Penhascos
Isabel Fontoura
Sou um ancião e sempre vivi na Chapada Diamantina, alojado entre grutas milenares que
tremeram com a passagem da Coluna Prestes e com os tiros de Lampião. Sei das riquezas que
estas cavernas escondem e das lendas que criam vida no ouvido das crianças.
Garimpeiro de muitas lavras, sonhava encontrar diamantes e uma gema tão sólida que
eternizasse a minha história. Lendas de um homem que encontrou a prisão e a alforria
junto às pedras preciosas.
Trabalhava dia após dia no garimpo para um coronel da região. Era parte do ofício
envenenar os rios e matar os peixes em uma guerra de peneiras e dragas no ventre da terra,
contudo, entre mercúrio, marte e a morte encontrava apenas cascalhos. O patrão ficava
furioso e me castigava por achar que estava sendo roubado, não queria acreditar que
naquela fazenda nada havia de valioso.
Uma noite, enquanto dormia, a Santa veio me visitar, desde que me tornei órfão, ainda
pequeno, escolhi Nossa Senhora como minha madrinha, e ela me mostrava uma gruta iluminada
à beira de um precipício, uma trajetória para os diamantes.
Lavrei com vigor, o sonho não me deixava, larguei minha peneira e subi córrego acima,
andei umas duas léguas beirando o rio, nenhum capataz reparou e deparei-me com um
penhasco, desci escorregando entre pedras e lamas até chegar ao começo da lapa. A
entrada era sombria, o cheiro entorpecia-me, um bando de aves das cavernas esvoaçou sem
me tocar, o medo assolou-me, nunca ouvira falar naquela gruta, todavia eu precisava
desvendar aquele recanto de sombra e rochedo.

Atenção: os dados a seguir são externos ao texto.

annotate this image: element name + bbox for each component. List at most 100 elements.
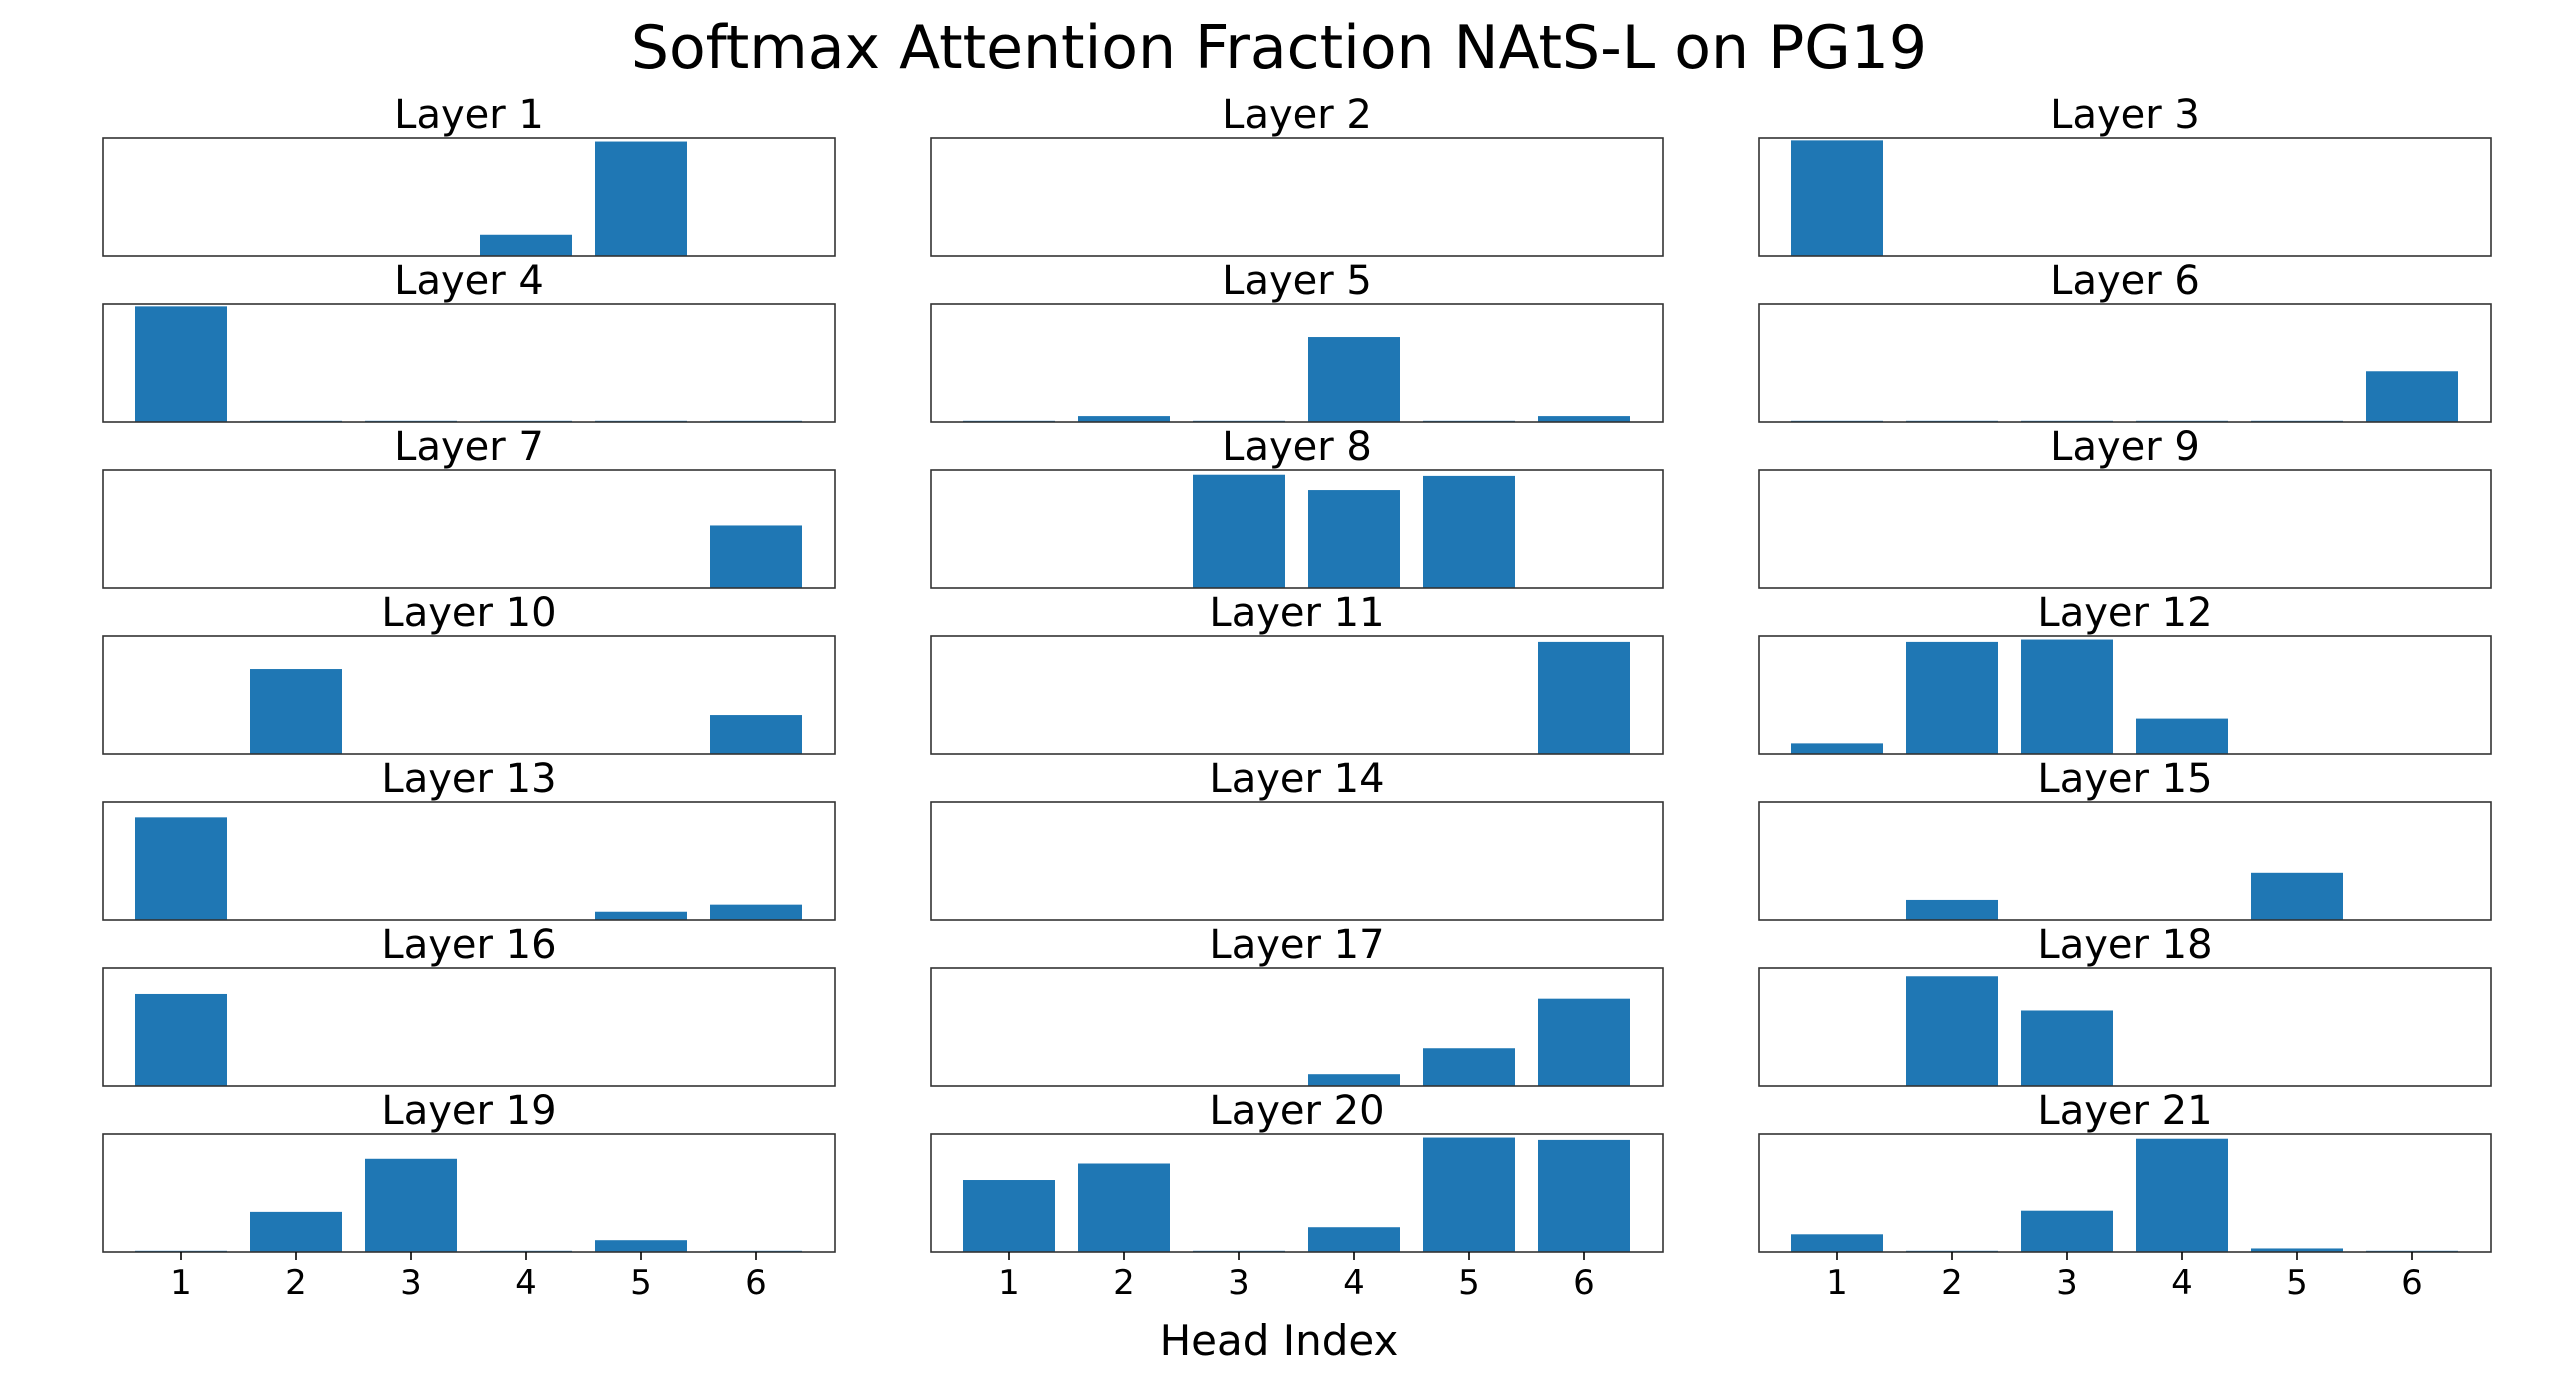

Um veio de água corria pelo lajedo; e, em meio à frieza do córrego, insetos cegos,
embranquecidos pela noite incessante da caverna, fugiam dos meus passos. Nas paredes,
desenhos de homens que viveram sob o manto de pedra e deixaram o registro no seio da
gruta. A passagem era muito estreita, o ar parecia escapulir do meu corpo, apertava as
mãos, os dentes travavam de frio, enquanto minhas pernas cambaleantes alcançaram uma
senda que cintilava no subsolo, e; em meio à escuridão, uma claridade nunca vista
ardeu-me os olhos.
O sonho materializou-se, havia opalas, águas-marinhas, ametistas. Muitas pepitas de ouro.
Apanhei o máximo que pude e, ao sair, ouvi tiros: Cães, cavalos e capangas do coronel
estavam a minha caça. Voltei à gruta e permaneci lá por muitas luas, alimentando-me de
traíra crua e preás, devorei uma serpente que guizou em meus pés. Bebi água do rio que
envenenara e sonhei com muitas lapas iguais a esta. Não queria mais sair: recluso no meu
castelo de pedras, marajá com temor dos homens e das suas armas, cercado dos tesouros da
mina de Nossa Senhora. Só e sozinho no calabouço, estava feliz.
A lapa, no entanto, enojou-se de mim, e a terra tremeu, fugi tropeçando nas estalagmites
milenares construídas no gota a gota do suor do tempo. A gruta ficava cada vez mais
escura e as pedras desabavam nas minhas costas, devo ter corrido muito, era zanga de Nossa
Senhora, decepcionada com seu afilhado, e receio muito a fúria das mulheres. Na fuga,
perdi as pedras que abraçava ao peito e, por mais medo da pobreza que da morte, engoli os
diamantes que tinha no bolso. Avistei uma luz intensa ao final de um túnel comprido. Era
a luminosidade do dia, o sol, a saída da cratera.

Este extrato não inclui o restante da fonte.